Maybe Lara Spencer hasn’t seen “Billy Elliot.”
It was dismaying that Ms. Spencer, a host of “Good Morning America” on ABC, would openly laugh at the news that a 6-year-old boy had elected to study ballet. Listing Prince George’s curriculum on Thursday morning, she ticked off “religious studies, computer programming, poetry and ballet.”
She pronounced it, “BAH-lay.”
And then she continued. “Prince William says George absolutely loves ballet,” she said, looking mystified while she stifled laughter. “I have news for you, Prince William. We’ll see how long that lasts.”
How could ballet be the punch line of this story in 2019? Is it not more surprising that a 6-year-old would study computer programming? And starting ballet young is smart: It takes at least 10 years to develop a classical dancer. But, of course, the problem isn’t George’s age; it’s his gender.
Perhaps the saddest part about the segment was how apparent it was that Ms. Spencer didn’t think that she had done anything inappropriate by shaming a boy for wanting to study a centuries-old art form. Or for perpetuating a tired, homophobic stereotype: that ballet is not a suitable profession for men.
The online response from the ballet world was swift and vehement, from institutions like the Vail Dance Festival and San Francisco Ballet, and especially from dancers, including the stars Robbie Fairchild, Ashley Bouder and James Whiteside.
Ms. Spencer’s response to the uproar on Instagram didn’t help.
“My sincere apologies for an insensitive comment I made in pop news yesterday. From ballet to anything one wants to explore in life, I say GO FOR IT. I fully believe we should all be free to pursue our passions. Go climb your mountain-and love every minute of it.”
The accompanying photograph — a field of wildflowers with mountains in the distance — made it seem more like a sappy greeting card than a sincere apology. The dancer Barton Cowperthwaite said in a comment: “No one wants to see a hiking picture from deep in your photo library. We want to see you make an apology, on air, for publicly dragging a child and an entire art form through the mud.” Ms. Spencer has since removed all comments.

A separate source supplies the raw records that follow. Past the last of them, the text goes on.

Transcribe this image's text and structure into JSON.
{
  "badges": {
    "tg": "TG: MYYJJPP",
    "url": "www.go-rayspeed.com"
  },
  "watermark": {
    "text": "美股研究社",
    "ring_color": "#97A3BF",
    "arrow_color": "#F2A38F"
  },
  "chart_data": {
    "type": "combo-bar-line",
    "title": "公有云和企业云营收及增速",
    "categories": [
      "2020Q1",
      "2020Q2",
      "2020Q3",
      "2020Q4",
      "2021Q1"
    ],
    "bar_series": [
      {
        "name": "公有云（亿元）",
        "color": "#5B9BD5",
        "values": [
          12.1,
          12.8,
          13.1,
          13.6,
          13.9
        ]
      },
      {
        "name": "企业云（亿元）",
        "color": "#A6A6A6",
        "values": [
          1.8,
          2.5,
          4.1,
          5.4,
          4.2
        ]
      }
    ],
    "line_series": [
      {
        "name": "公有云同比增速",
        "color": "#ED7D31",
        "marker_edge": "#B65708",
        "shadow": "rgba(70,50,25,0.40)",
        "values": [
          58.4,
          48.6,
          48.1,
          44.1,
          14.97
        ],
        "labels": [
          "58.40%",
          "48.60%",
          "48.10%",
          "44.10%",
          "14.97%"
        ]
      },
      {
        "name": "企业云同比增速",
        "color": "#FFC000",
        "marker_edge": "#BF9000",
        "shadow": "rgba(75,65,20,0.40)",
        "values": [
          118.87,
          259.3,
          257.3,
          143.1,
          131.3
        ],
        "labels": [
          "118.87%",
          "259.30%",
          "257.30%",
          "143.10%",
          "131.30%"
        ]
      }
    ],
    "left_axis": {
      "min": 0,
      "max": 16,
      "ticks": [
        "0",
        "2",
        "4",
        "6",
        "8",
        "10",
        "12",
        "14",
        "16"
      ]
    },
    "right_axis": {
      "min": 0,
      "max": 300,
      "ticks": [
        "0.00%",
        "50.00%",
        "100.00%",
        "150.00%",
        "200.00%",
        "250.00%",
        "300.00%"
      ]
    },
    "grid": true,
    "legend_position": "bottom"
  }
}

On his Instagram, the British choreographer Christopher Wheeldon wrote that he had met Prince George’s parents and that he wasn’t “surprised that they are enrolling him in ballet class.” Mr. Wheeldon continued: “Growing up as a boy in ballet class was not easy, I mean talk about perfect fodder for bullying! It was painful but worth every second.”
Calvin Royal III, of American Ballet Theater, addressed younger dancers: “Bullying and mockery is NOT okay, and we stand with you. I know that laughter and judgement will always lurk in the shadows no matter if you want to become a ballet dancer, or take a dance class, or see a performance, or do something outside the ‘norm.’ ”
Reactions also came from beyond the dance world: The actor George Takei said on Twitter, “It shows that ‘toxic masculinity’ can be spread viciously by insensitive women, too.”
Prince George will survive the bullying. He is white, wealthy, the very definition of privileged and has the support of enlightened parents. But what about the boys who want to dance but are afraid to? Or who dance, but hide it from strangers and even from their friends?
The point is that many children aren’t free to pursue, as Ms. Spencer wrote, their “passions,” an overused word that makes it seem as if the study of dance were a flight of fancy — akin to making unicorns out of rainbows.
Ms. Spencer works in New York. Perhaps she should spend some time in the audience at New York City Ballet, which opens its fall season in September, and at American Ballet Theater, which follows in October. And it wouldn’t hurt to apologize on “Good Morning America” in front of every male ballet dancer and dance student that ABC can round up by Monday morning. The way to make this right is to show the world how wrong she was.
In the meantime, a hashtag has been born: #ballet4boys. Use it.